(March 13 – 08:40 ET) – “The bear market in the Standard & Poor’s 500, the most widely followed broad index of large stocks, became official yesterday as the index ended the day down more than 20 percent from the peak reached last March — thus meeting the usual definition of a bear market,” writes Floyd Norris in today’s New York Times.
“But if the great bull market of the 1990’s is finally over, the bear market that has replaced it is so far a very unusual one because the damage to the stock market has been so concentrated.”

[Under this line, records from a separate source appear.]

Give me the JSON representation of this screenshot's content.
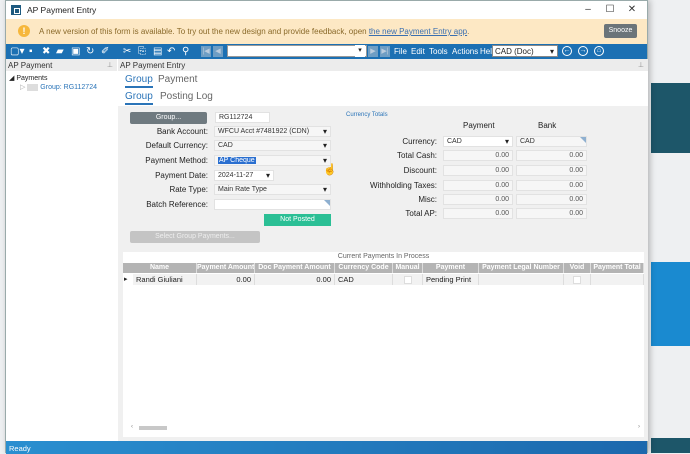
{
  "window": {
    "title": "AP Payment Entry"
  },
  "banner": {
    "message": "A new version of this form is available. To try out the new design and provide feedback, open ",
    "link": "the new Payment Entry app",
    "link_suffix": ".",
    "snooze": "Snooze"
  },
  "toolbar": {
    "menus": [
      "File",
      "Edit",
      "Tools",
      "Actions",
      "Help"
    ],
    "currency": "CAD (Doc)"
  },
  "left_panel": {
    "title": "AP Payment",
    "tree_root": "Payments",
    "tree_child": "Group: RG112724"
  },
  "main": {
    "title": "AP Payment Entry",
    "tabs": [
      "Group",
      "Payment"
    ],
    "subtabs": [
      "Group",
      "Posting Log"
    ]
  },
  "form": {
    "group_button": "Group...",
    "group_id": "RG112724",
    "bank_account_label": "Bank Account:",
    "bank_account": "WFCU Acct #7481922 (CDN)",
    "default_currency_label": "Default Currency:",
    "default_currency": "CAD",
    "payment_method_label": "Payment Method:",
    "payment_method": "AP Cheque",
    "payment_date_label": "Payment Date:",
    "payment_date": "2024-11-27",
    "rate_type_label": "Rate Type:",
    "rate_type": "Main Rate Type",
    "batch_reference_label": "Batch Reference:",
    "batch_reference": "",
    "status": "Not Posted",
    "select_group_payments": "Select Group Payments..."
  },
  "totals": {
    "title": "Currency Totals",
    "col_payment": "Payment",
    "col_bank": "Bank",
    "rows": [
      {
        "label": "Currency:",
        "payment": "CAD",
        "bank": "CAD"
      },
      {
        "label": "Total Cash:",
        "payment": "0.00",
        "bank": "0.00"
      },
      {
        "label": "Discount:",
        "payment": "0.00",
        "bank": "0.00"
      },
      {
        "label": "Withholding Taxes:",
        "payment": "0.00",
        "bank": "0.00"
      },
      {
        "label": "Misc:",
        "payment": "0.00",
        "bank": "0.00"
      },
      {
        "label": "Total AP:",
        "payment": "0.00",
        "bank": "0.00"
      }
    ]
  },
  "grid": {
    "title": "Current Payments In Process",
    "columns": [
      "Name",
      "Payment Amount",
      "Doc Payment Amount",
      "Currency Code",
      "Manual",
      "Payment",
      "Payment Legal Number",
      "Void",
      "Payment Total"
    ],
    "rows": [
      {
        "name": "Randi Giuliani",
        "payment_amount": "0.00",
        "doc_payment_amount": "0.00",
        "currency_code": "CAD",
        "manual": false,
        "payment": "Pending Print",
        "payment_legal_number": "",
        "void": false,
        "payment_total": ""
      }
    ]
  },
  "status_bar": {
    "text": "Ready"
  },
  "colors": {
    "toolbar": "#1c70b3",
    "accent": "#2a74b8",
    "not_posted": "#2bbf95",
    "banner": "#fde8c4"
  }
}
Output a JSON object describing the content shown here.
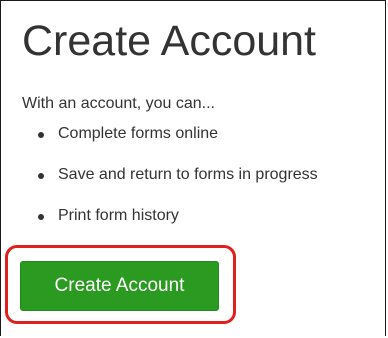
{
  "page": {
    "title": "Create Account",
    "intro": "With an account, you can...",
    "features": [
      "Complete forms online",
      "Save and return to forms in progress",
      "Print form history"
    ],
    "create_button_label": "Create Account"
  },
  "colors": {
    "text": "#333333",
    "button_green": "#2a9a20",
    "button_text": "#ffffff",
    "highlight_red": "#e0201f",
    "frame_border": "#1a1a1a"
  }
}
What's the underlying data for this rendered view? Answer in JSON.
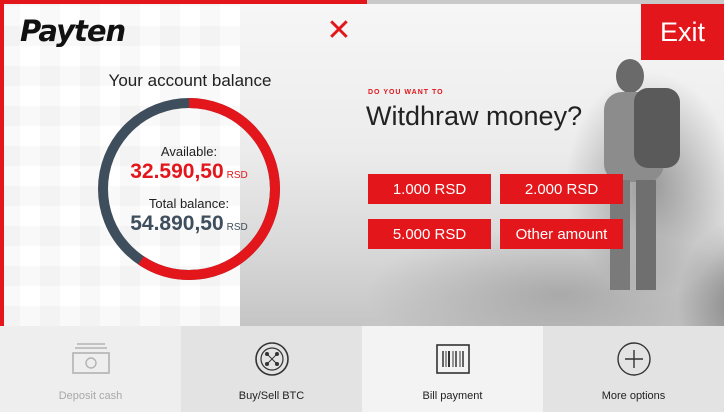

“The collapse of technology issues has affected the Nasdaq composite index far more than it has other indexes, and the Nasdaq composite is now down 61.9 percent from its peak. That is the largest loss any major American index has suffered since the Depression and has helped dampen consumer confidence and slow the economy. But many Americans continue to buy stocks.”
” ‘Despite the 60 percent collapse in Nasdaq, people still believe that stocks are the place to be,’ commented Robert Barbera, the chief economist of Hoenig & Company. ‘That is astounding, but no doubt it reflects the spectacular performance registered over the preceding five years and the very good performance all the way back to 1982.’ “
“Since the S.& P. index peaked, many more stocks within that index have risen than have declined. But the fall of the technology stocks has caused many mutual funds, including the popular S.& P. index funds, to lose money.”
” ‘The market’s rise was concentrated in technology, and the market’s destruction is concentrated there,’ said Byron Wien, a strategist at Morgan Stanley Dean Witter. ‘A lot of old-economy stocks have done very well.’ “
“The S.& P. 500, which fell 53.26 points, or 4.3 percent, to 1,180.16 yesterday, is now down 22.7 percent from the peak. It was the first 20 percent decline for that index since the 1987 stock market crash. And it is the first time the index has fallen below 1,200 since late 1998.”